2. Do you find any differences in writing YA compared to your Red Dress Ink books? Do you approach it any differently?

I read this amazing quote from Sherman Alexie the other day about the difference in writing for YA audiences. Thanks to the wonder of the internet, I'm just going to Google it right now and put it here. It's from YPulse, by the way, a really smart and interesting site. "Writing for teens involves a stripped-down technique. You tend to write more like Hemingway than Faulkner. More like Emily Dickinson than T.S. Eliot. It's not a matter of more complex thoughts, but the number of adverbs and adjectives. In the adult world, the number of adverbs and adjectives can be confused with great writing." The way I'd put it is that YA tends to be cleaner, and I don't mean that it avoids the f-bomb, I mean it's edited more carefully and avoids pretension. Young readers have very little patience with pretension, and that's as it should be. I find writing for this audience wonderfully liberating.


3. What's your writing process like?

I write in the mornings.

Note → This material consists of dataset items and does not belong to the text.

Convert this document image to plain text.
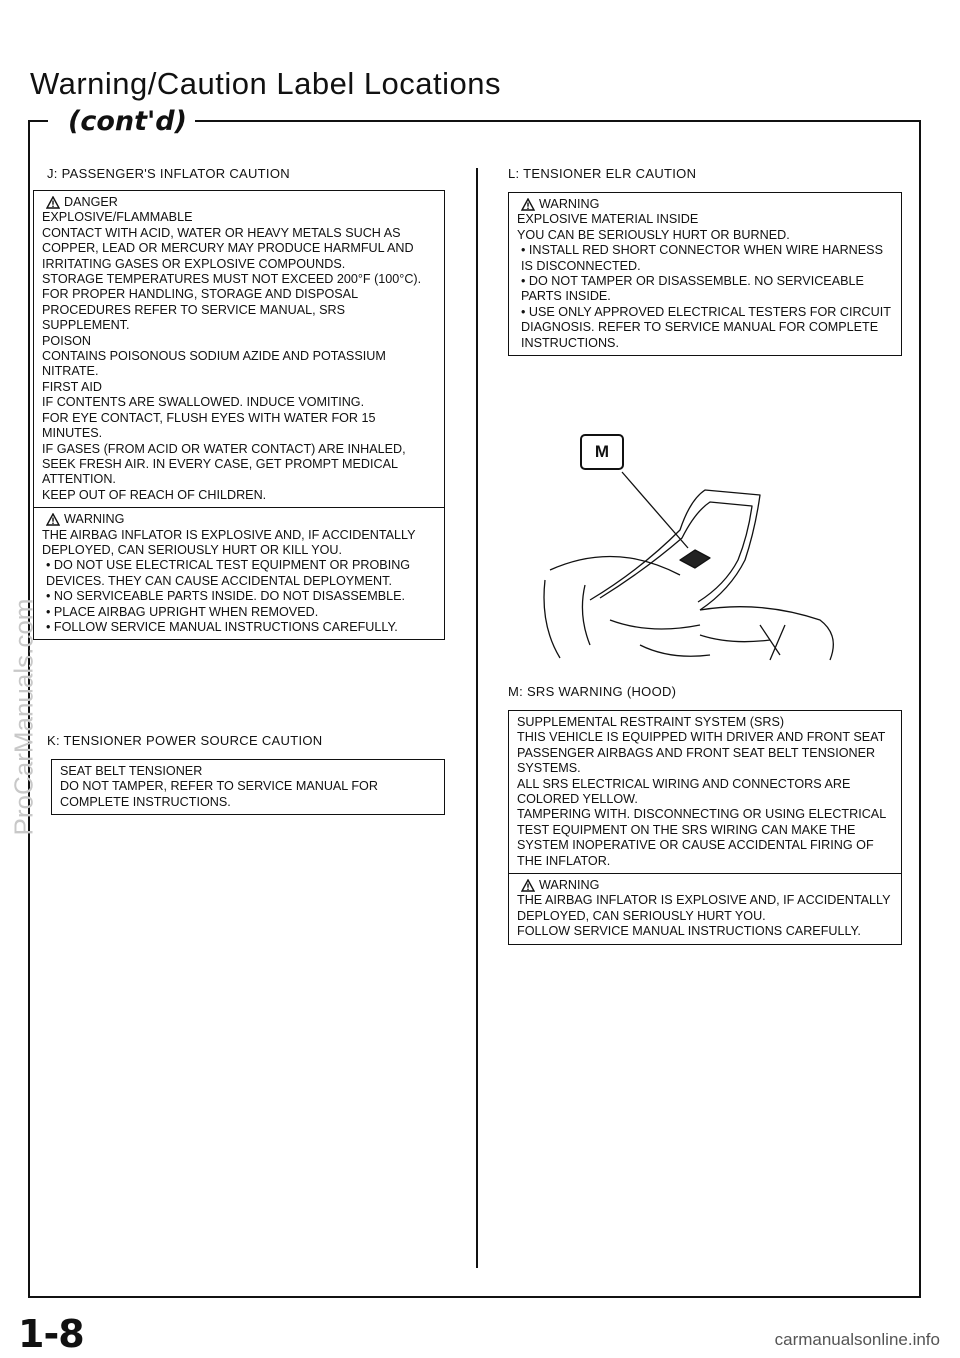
Warning/Caution Label Locations
(cont'd)
J: PASSENGER'S INFLATOR CAUTION
DANGER

EXPLOSIVE/FLAMMABLE

CONTACT WITH ACID, WATER OR HEAVY METALS SUCH AS COPPER, LEAD OR MERCURY MAY PRODUCE HARMFUL AND IRRITATING GASES OR EXPLOSIVE COMPOUNDS.

STORAGE TEMPERATURES MUST NOT EXCEED 200°F (100°C). FOR PROPER HANDLING, STORAGE AND DISPOSAL PROCEDURES REFER TO SERVICE MANUAL, SRS SUPPLEMENT.

POISON

CONTAINS POISONOUS SODIUM AZIDE AND POTASSIUM NITRATE.

FIRST AID

IF CONTENTS ARE SWALLOWED. INDUCE VOMITING.

FOR EYE CONTACT, FLUSH EYES WITH WATER FOR 15 MINUTES.

IF GASES (FROM ACID OR WATER CONTACT) ARE INHALED, SEEK FRESH AIR. IN EVERY CASE, GET PROMPT MEDICAL ATTENTION.

KEEP OUT OF REACH OF CHILDREN.

WARNING

THE AIRBAG INFLATOR IS EXPLOSIVE AND, IF ACCIDENTALLY DEPLOYED, CAN SERIOUSLY HURT OR KILL YOU.

• DO NOT USE ELECTRICAL TEST EQUIPMENT OR PROBING DEVICES. THEY CAN CAUSE ACCIDENTAL DEPLOYMENT.

• NO SERVICEABLE PARTS INSIDE. DO NOT DISASSEMBLE.

• PLACE AIRBAG UPRIGHT WHEN REMOVED.

• FOLLOW SERVICE MANUAL INSTRUCTIONS CAREFULLY.

K: TENSIONER POWER SOURCE CAUTION

SEAT BELT TENSIONER

DO NOT TAMPER, REFER TO SERVICE MANUAL FOR COMPLETE INSTRUCTIONS.

L: TENSIONER ELR CAUTION
WARNING

EXPLOSIVE MATERIAL INSIDE

YOU CAN BE SERIOUSLY HURT OR BURNED.

• INSTALL RED SHORT CONNECTOR WHEN WIRE HARNESS IS DISCONNECTED.

• DO NOT TAMPER OR DISASSEMBLE. NO SERVICEABLE PARTS INSIDE.

• USE ONLY APPROVED ELECTRICAL TESTERS FOR CIRCUIT DIAGNOSIS. REFER TO SERVICE MANUAL FOR COMPLETE INSTRUCTIONS.

M
M: SRS WARNING (HOOD)

SUPPLEMENTAL RESTRAINT SYSTEM (SRS)

THIS VEHICLE IS EQUIPPED WITH DRIVER AND FRONT SEAT PASSENGER AIRBAGS AND FRONT SEAT BELT TENSIONER SYSTEMS.

ALL SRS ELECTRICAL WIRING AND CONNECTORS ARE COLORED YELLOW.

TAMPERING WITH. DISCONNECTING OR USING ELECTRICAL TEST EQUIPMENT ON THE SRS WIRING CAN MAKE THE SYSTEM INOPERATIVE OR CAUSE ACCIDENTAL FIRING OF THE INFLATOR.

WARNING

THE AIRBAG INFLATOR IS EXPLOSIVE AND, IF ACCIDENTALLY DEPLOYED, CAN SERIOUSLY HURT YOU.

FOLLOW SERVICE MANUAL INSTRUCTIONS CAREFULLY.

ProCarManuals.com
1-8	carmanualsonline.info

I use some outlines, but generally go for an organic first draft--meaning it surprises me a lot, though I've usually got a general idea about where it's headed. I also do a fair amount of collage and keep that by my workspace so I have a colorful map of the book to keep me in the right mental space.

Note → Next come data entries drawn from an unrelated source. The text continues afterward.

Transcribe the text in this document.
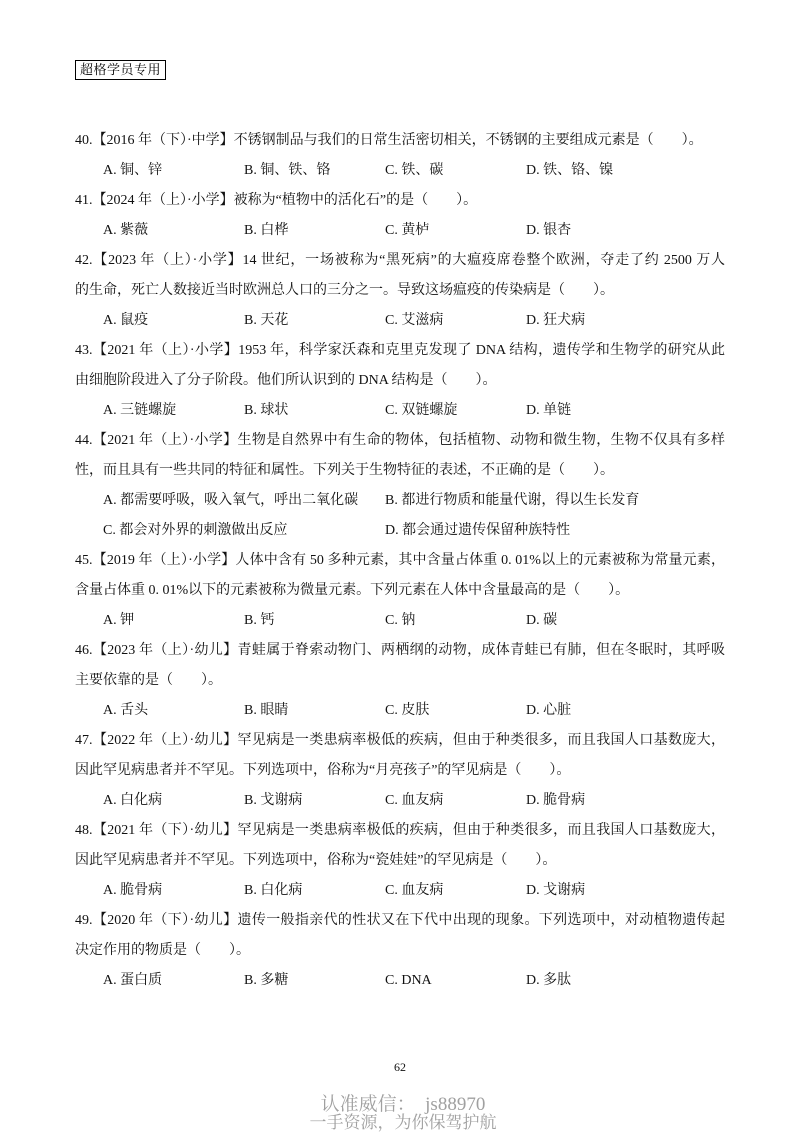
超格学员专用
40.【2016 年（下）·中学】不锈钢制品与我们的日常生活密切相关，不锈钢的主要组成元素是（　　）。
A. 铜、锌	B. 铜、铁、铬	C. 铁、碳	D. 铁、铬、镍
41.【2024 年（上）·小学】被称为“植物中的活化石”的是（　　）。
A. 紫薇	B. 白桦	C. 黄栌	D. 银杏
42.【2023 年（上）·小学】14 世纪，一场被称为“黑死病”的大瘟疫席卷整个欧洲，夺走了约 2500 万人
的生命，死亡人数接近当时欧洲总人口的三分之一。导致这场瘟疫的传染病是（　　）。
A. 鼠疫	B. 天花	C. 艾滋病	D. 狂犬病
43.【2021 年（上）·小学】1953 年，科学家沃森和克里克发现了 DNA 结构，遗传学和生物学的研究从此
由细胞阶段进入了分子阶段。他们所认识到的 DNA 结构是（　　）。
A. 三链螺旋	B. 球状	C. 双链螺旋	D. 单链
44.【2021 年（上）·小学】生物是自然界中有生命的物体，包括植物、动物和微生物，生物不仅具有多样
性，而且具有一些共同的特征和属性。下列关于生物特征的表述，不正确的是（　　）。
A. 都需要呼吸，吸入氧气，呼出二氧化碳	B. 都进行物质和能量代谢，得以生长发育
C. 都会对外界的刺激做出反应	D. 都会通过遗传保留种族特性
45.【2019 年（上）·小学】人体中含有 50 多种元素，其中含量占体重 0. 01%以上的元素被称为常量元素，
含量占体重 0. 01%以下的元素被称为微量元素。下列元素在人体中含量最高的是（　　）。
A. 钾	B. 钙	C. 钠	D. 碳
46.【2023 年（上）·幼儿】青蛙属于脊索动物门、两栖纲的动物，成体青蛙已有肺，但在冬眠时，其呼吸
主要依靠的是（　　）。
A. 舌头	B. 眼睛	C. 皮肤	D. 心脏
47.【2022 年（上）·幼儿】罕见病是一类患病率极低的疾病，但由于种类很多，而且我国人口基数庞大，
因此罕见病患者并不罕见。下列选项中，俗称为“月亮孩子”的罕见病是（　　）。
A. 白化病	B. 戈谢病	C. 血友病	D. 脆骨病
48.【2021 年（下）·幼儿】罕见病是一类患病率极低的疾病，但由于种类很多，而且我国人口基数庞大，
因此罕见病患者并不罕见。下列选项中，俗称为“瓷娃娃”的罕见病是（　　）。
A. 脆骨病	B. 白化病	C. 血友病	D. 戈谢病
49.【2020 年（下）·幼儿】遗传一般指亲代的性状又在下代中出现的现象。下列选项中，对动植物遗传起
决定作用的物质是（　　）。
A. 蛋白质	B. 多糖	C. DNA	D. 多肽
62
认准威信：  js88970
一手资源，为你保驾护航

4. Are there any authors you'd say influenced your style of writing?

I'd say many, many writers have influenced my work and they continue to influence me today. I'm particularly fond of British writers, from Shakespeare and the Brontes to Helen Fielding, Phillip Pullman, Nick Hornby and Louise Rennison. I have to hold back sometimes and force myself not to use British slang, since it sounds pretty stupid coming from an American!


5. What sparked the idea for CONFESSIONS OF A TRIPLE SHOT BETTY?

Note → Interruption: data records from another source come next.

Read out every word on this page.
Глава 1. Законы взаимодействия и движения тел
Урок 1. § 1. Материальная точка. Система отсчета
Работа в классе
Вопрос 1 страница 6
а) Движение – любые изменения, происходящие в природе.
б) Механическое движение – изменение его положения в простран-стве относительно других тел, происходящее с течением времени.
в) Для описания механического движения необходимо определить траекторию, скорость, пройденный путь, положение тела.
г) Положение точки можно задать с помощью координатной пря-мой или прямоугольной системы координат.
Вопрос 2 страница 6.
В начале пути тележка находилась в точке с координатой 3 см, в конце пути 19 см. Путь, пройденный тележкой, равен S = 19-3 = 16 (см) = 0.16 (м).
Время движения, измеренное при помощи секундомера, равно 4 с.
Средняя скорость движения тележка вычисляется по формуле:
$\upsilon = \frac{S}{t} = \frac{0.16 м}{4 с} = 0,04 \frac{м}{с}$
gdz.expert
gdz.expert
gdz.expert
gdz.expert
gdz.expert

I got the idea like this: my boyfriend and I would sometimes get coffee at this little espresso stand, and we loved the girls who worked there--they were funny and sassy and good at what they did. They inspired us to write a song called "Mocha Shack Girl." (I've posted this song on my MySpace profile, if you want to hear it; it's also on the Penguin web page for Triple Shot Betty: www.penguin.com/confessionsofatripleshotbetty). After that I got the idea to use a drive through espresso stand as a setting for a book. While I was mulling this over one of my students started telling me hilarious stories about Espresso a Go-Go, the place where she worked, and pretty soon I was hooked on the idea. It just seemed like the perfect backdrop for drama--a magical little claustrophobic world where the caffeine is free and you've got a constant stream of characters you can interact with, but none of them have access to the inner sanctum of the coffee shack.


6. Describe the story in three words.

Summery, Effervescent, Caffeinated.


7. What do you like best about Geena?

She doesn't hesitate to tell people what's up with her, and she knows how to skate. I like those qualities. Also, her journal maintains a sense of humor. When I was in high school my journals were full of bad poetry and self-indulgent emoting.


8. Which character surprised you the most over the course of the story?

Amber! She really snuck up on me. She's not really a character in Much Ado About Nothing, which my plot mirrors, so I had to figure that out. Anyway, I kind of fell in love with her bravado and her in-your-face attitude. I know she can be rude at times, but I admire her. She's got a larger role in the sequel.


9. What was your favorite scene to write?

Probably the Auggie Doggie scene. It was kind of a tangent but I had fun with it.


10. What would readers be surprised to know about you?

Umm...I've never learned to balance a checkbook? I failed algebra? I like to swim with flippers on because it makes me feel super powerful? I'm full of surprises, I guess!



11. What's next for you?

It's called TRIPLE SHOT BETTYS IN LOVE and it's loosely based on Cyrano De Bergerac. We're looking at January 09 as a possible pub date. There's a Valentine theme running through it.